I shouldn’t be making promises,” says Navanethem Pillay, the newly appointed UN Human Rights Commissioner, already watching her words. “It’s a wide portfolio. I need to read reports, consult experts and find out what has worked in the past.”
With a portfolio that requires dealing with questions of human rights on a daily basis, monitoring the implementation of related laws and holding errant governments accountable, there are reasons to be cautious.
But not when it’s Pillay, for whom courage, independence and breaking the mould is second nature. After all, the Indian-origin lawmaker was the first woman to open her law practice in South Africa’s Natal province, and then, the first non-white female to serve as a High Court judge just after apartheid ended. Born in a humble household — her father was a bus-driver and her mother had no formal education — she has battled enough prejudices and adversity to rise from the ranks.

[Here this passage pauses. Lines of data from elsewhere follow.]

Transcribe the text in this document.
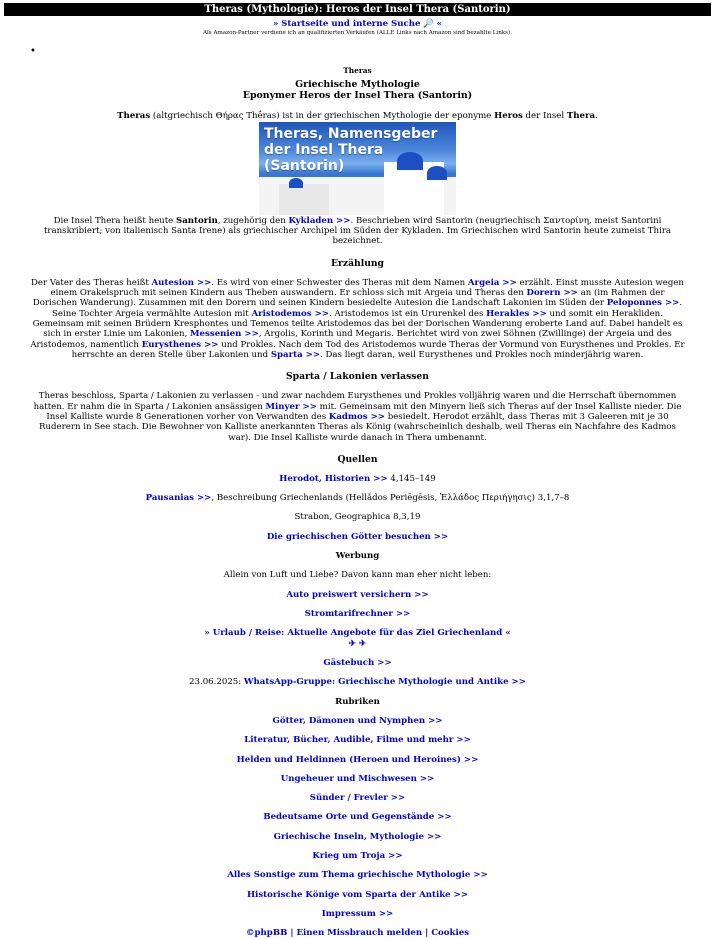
Theras (Mythologie): Heros der Insel Thera (Santorin)
» Startseite und interne Suche 🔎 «
Als Amazon-Partner verdiene ich an qualifizierten Verkäufen (ALLE Links nach Amazon sind bezahlte Links).
•
Theras
Griechische Mythologie
Eponymer Heros der Insel Thera (Santorin)
Theras (altgriechisch Θήρας Thḗras) ist in der griechischen Mythologie der eponyme Heros der Insel Thera.
Theras, Namensgeber der Insel Thera (Santorin)
Die Insel Thera heißt heute Santorin, zugehörig den Kykladen >>. Beschrieben wird Santorin (neugriechisch Σαντορίνη, meist Santorini transkribiert; von italienisch Santa Irene) als griechischer Archipel im Süden der Kykladen. Im Griechischen wird Santorin heute zumeist Thira bezeichnet.
Erzählung
Der Vater des Theras heißt Autesion >>. Es wird von einer Schwester des Theras mit dem Namen Argeia >> erzählt. Einst musste Autesion wegen einem Orakelspruch mit seinen Kindern aus Theben auswandern. Er schloss sich mit Argeia und Theras den Dorern >> an (im Rahmen der Dorischen Wanderung). Zusammen mit den Dorern und seinen Kindern besiedelte Autesion die Landschaft Lakonien im Süden der Peloponnes >>. Seine Tochter Argeia vermählte Autesion mit Aristodemos >>. Aristodemos ist ein Ururenkel des Herakles >> und somit ein Herakliden. Gemeinsam mit seinen Brüdern Kresphontes und Temenos teilte Aristodemos das bei der Dorischen Wanderung eroberte Land auf. Dabei handelt es sich in erster Linie um Lakonien, Messenien >>, Argolis, Korinth und Megaris. Berichtet wird von zwei Söhnen (Zwillinge) der Argeia und des Aristodemos, namentlich Eurysthenes >> und Prokles. Nach dem Tod des Aristodemos wurde Theras der Vormund von Eurysthenes und Prokles. Er herrschte an deren Stelle über Lakonien und Sparta >>. Das liegt daran, weil Eurysthenes und Prokles noch minderjährig waren.
Sparta / Lakonien verlassen
Theras beschloss, Sparta / Lakonien zu verlassen - und zwar nachdem Eurysthenes und Prokles volljährig waren und die Herrschaft übernommen hatten. Er nahm die in Sparta / Lakonien ansässigen Minyer >> mit. Gemeinsam mit den Minyern ließ sich Theras auf der Insel Kalliste nieder. Die Insel Kalliste wurde 8 Generationen vorher von Verwandten des Kadmos >> besiedelt. Herodot erzählt, dass Theras mit 3 Galeeren mit je 30 Ruderern in See stach. Die Bewohner von Kalliste anerkannten Theras als König (wahrscheinlich deshalb, weil Theras ein Nachfahre des Kadmos war). Die Insel Kalliste wurde danach in Thera umbenannt.
Quellen
Herodot, Historien >> 4,145–149
Pausanias >>, Beschreibung Griechenlands (Hellắdos Periēgēsis, Ἑλλάδος Περιήγησις) 3,1,7–8
Strabon, Geographica 8,3,19
Die griechischen Götter besuchen >>
Werbung
Allein von Luft und Liebe? Davon kann man eher nicht leben:
Auto preiswert versichern >>
Stromtarifrechner >>
» Urlaub / Reise: Aktuelle Angebote für das Ziel Griechenland «
✈ ✈
Gästebuch >>
23.06.2025: WhatsApp-Gruppe: Griechische Mythologie und Antike >>
Rubriken
Götter, Dämonen und Nymphen >>
Literatur, Bücher, Audible, Filme und mehr >>
Helden und Heldinnen (Heroen und Heroines) >>
Ungeheuer und Mischwesen >>
Sünder / Frevler >>
Bedeutsame Orte und Gegenstände >>
Griechische Inseln, Mythologie >>
Krieg um Troja >>
Alles Sonstige zum Thema griechische Mythologie >>
Historische Könige vom Sparta der Antike >>
Impressum >>
©phpBB | Einen Missbrauch melden | Cookies
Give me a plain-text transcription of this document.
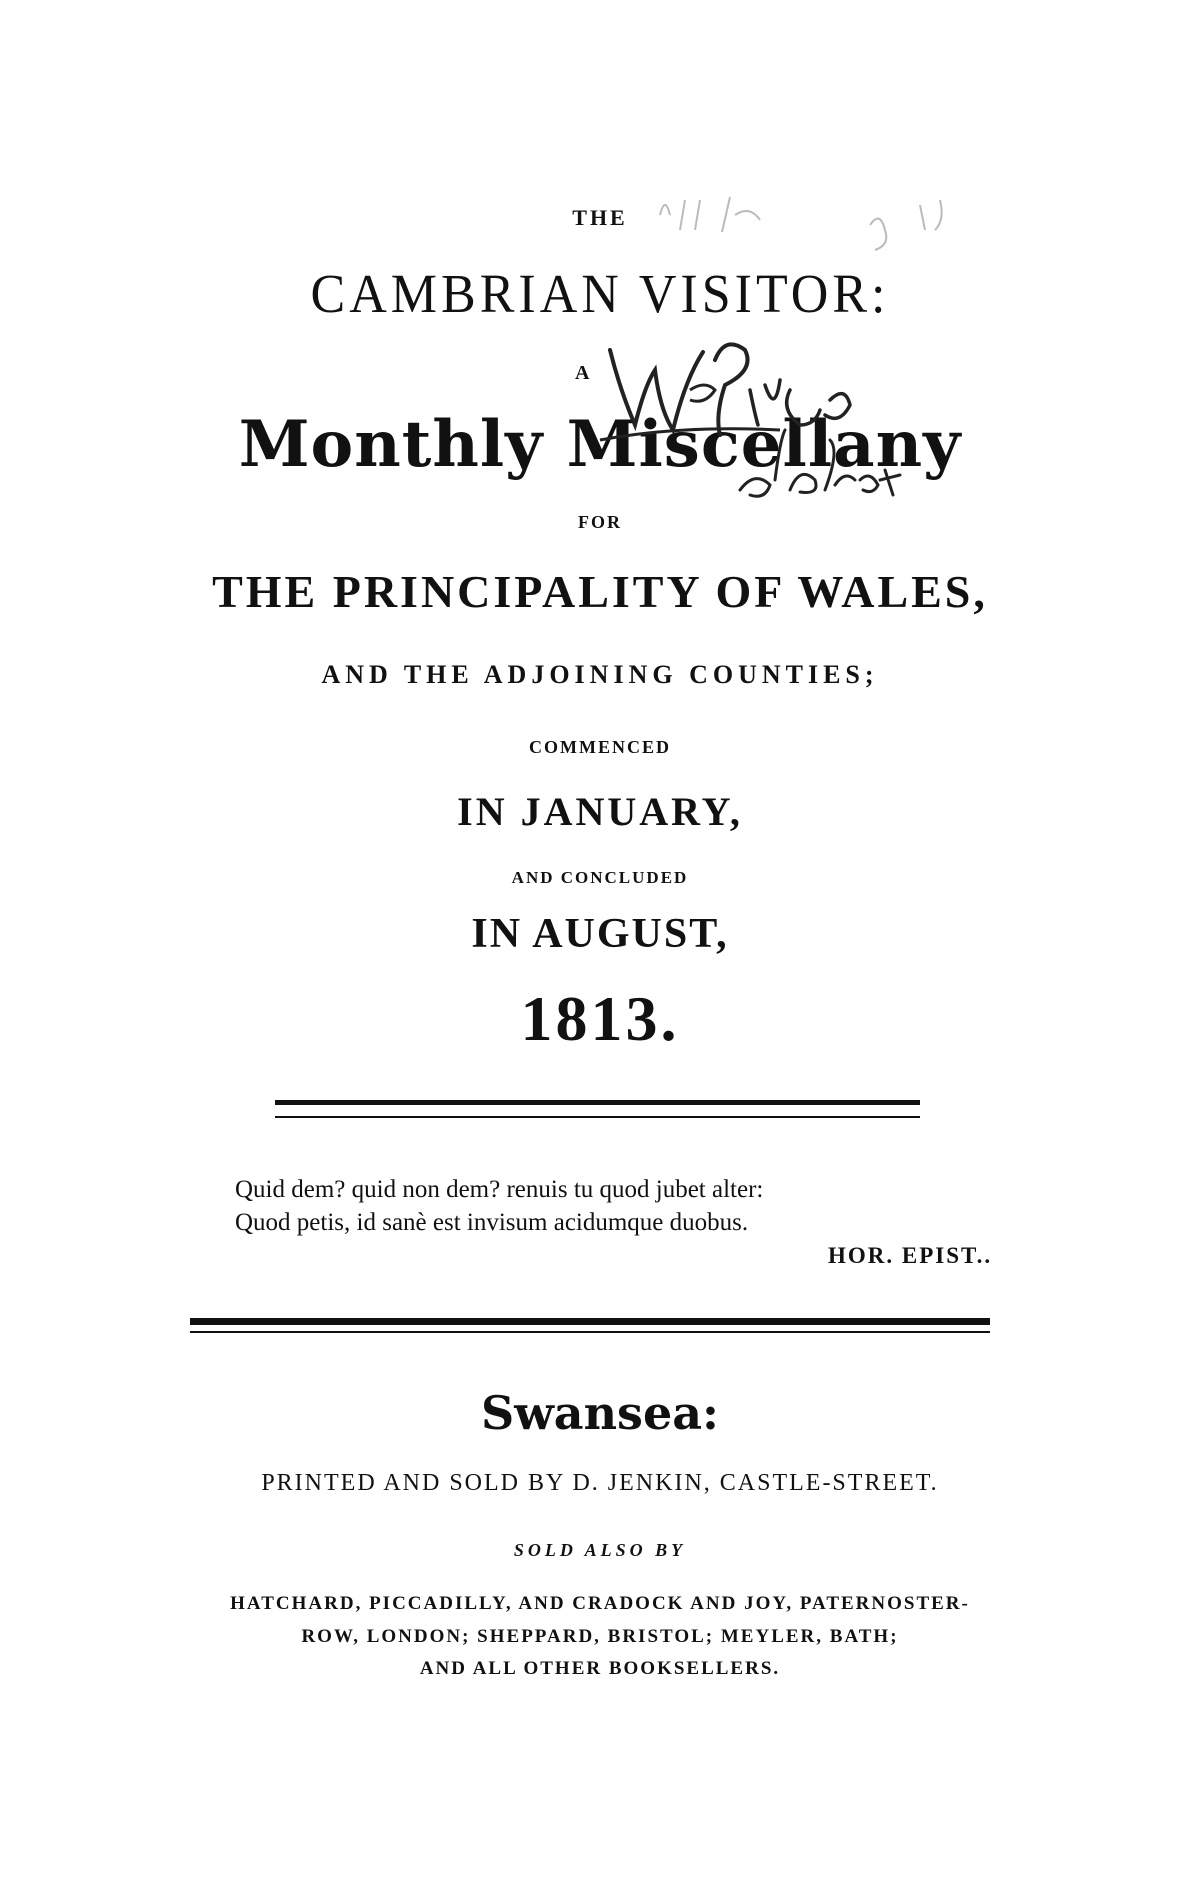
THE
CAMBRIAN VISITOR:
A
Monthly Miscellany
FOR
THE PRINCIPALITY OF WALES,
AND THE ADJOINING COUNTIES;
COMMENCED
IN JANUARY,
AND CONCLUDED
IN AUGUST,
1813.
Quid dem? quid non dem? renuis tu quod jubet alter:
Quod petis, id sanè est invisum acidumque duobus.
HOR. EPIST..
Swansea:
PRINTED AND SOLD BY D. JENKIN, CASTLE-STREET.
SOLD ALSO BY
HATCHARD, PICCADILLY, AND CRADOCK AND JOY, PATERNOSTER-
ROW, LONDON; SHEPPARD, BRISTOL; MEYLER, BATH;
AND ALL OTHER BOOKSELLERS.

It was Pillay’s landmark judgment in the International Criminal Tribunal for Rwanda in the late 90s — establishing rape as a crime of genocide, a war crime —that effectively changed the way sexual violence is viewed by international and regional bodies.
So what makes her appointment significant is not only her experience as a judge, but also as a human rights activist on the front lines, says Jessica Neuwirth, President of Equality Now, an NGO co-founded by Pillay. As an activist, the 67-year-old has battled apartheid for close to three decades, fighting extensively for the rights of political prisoners in South Africa, including Nelson Mandela, so much so that she was denied a passport for many years. “She has seen torture, killing and genocide up close. She also brings a strong commitment to women's rights and understanding that these are human rights,” says Neuwirth.
With such a reputation, expectations are high and Pillay seems conscious of that. “My past experience of having known how it feels to be treated as a second-class citizen does equip me with the knowledge of how important human rights are. It is mainly women who suffer the most, whether it is food shortages, violence, trafficking; they are sexually abused to shame the communities,” she says.
While issues of women’s rights are still a concern — the recent xenophobic violence in South Africa highlighted the women’s plight — Pillay feels certain changes must be acknowledged. “Since the 90s, countries like South Africa, US, UK, have criminalised domestic violence, after much agitation. India took longer, of course. Rape laws have also recently changed in South Africa.”
Ironically, while India still holds on to the archaic law on rape, her appointment could have a positive impact here, feels eminent lawyer Indira Jaisingh. “Her judgments are taught in Indian law schools and the one on rape could be used as a tool in Gujarat riot rape cases. She is committed to the Rome Statute and could bring pressure on India to ratify it,” Jaisingh says.
Known to have lead path-breaking judgements on gender crimes and freedom of speech, Pillay feels changing laws is not enough. “It’s also important to monitor their implementation,” she says, speaking over the telephone from South Africa, where she’s on leave before moving to Geneva next month.
Her phone hasn’t stopped ringing ever since the General Assembly endorsed her nomination on July 28 —against opposition from the Bush administration based on her position on reproductive rights — but Pillay seems unaffected, and rather circumspect on her agenda. She plans to work jointly with governments and civil society groups, get ground reports through field officers and work closely with the Human Rights Council, “where all the complaints come”.
A tough balancing act, indeed, like the one she had to face in the judgement of Rwanda’s “hate media” case where three journalists were brought to book for inciting ethnic violence. “I really cherish freedom of the press and didn’t want to repress it, but finally took the decision based on the evidence.” Experiences as these should now hold her in good stead.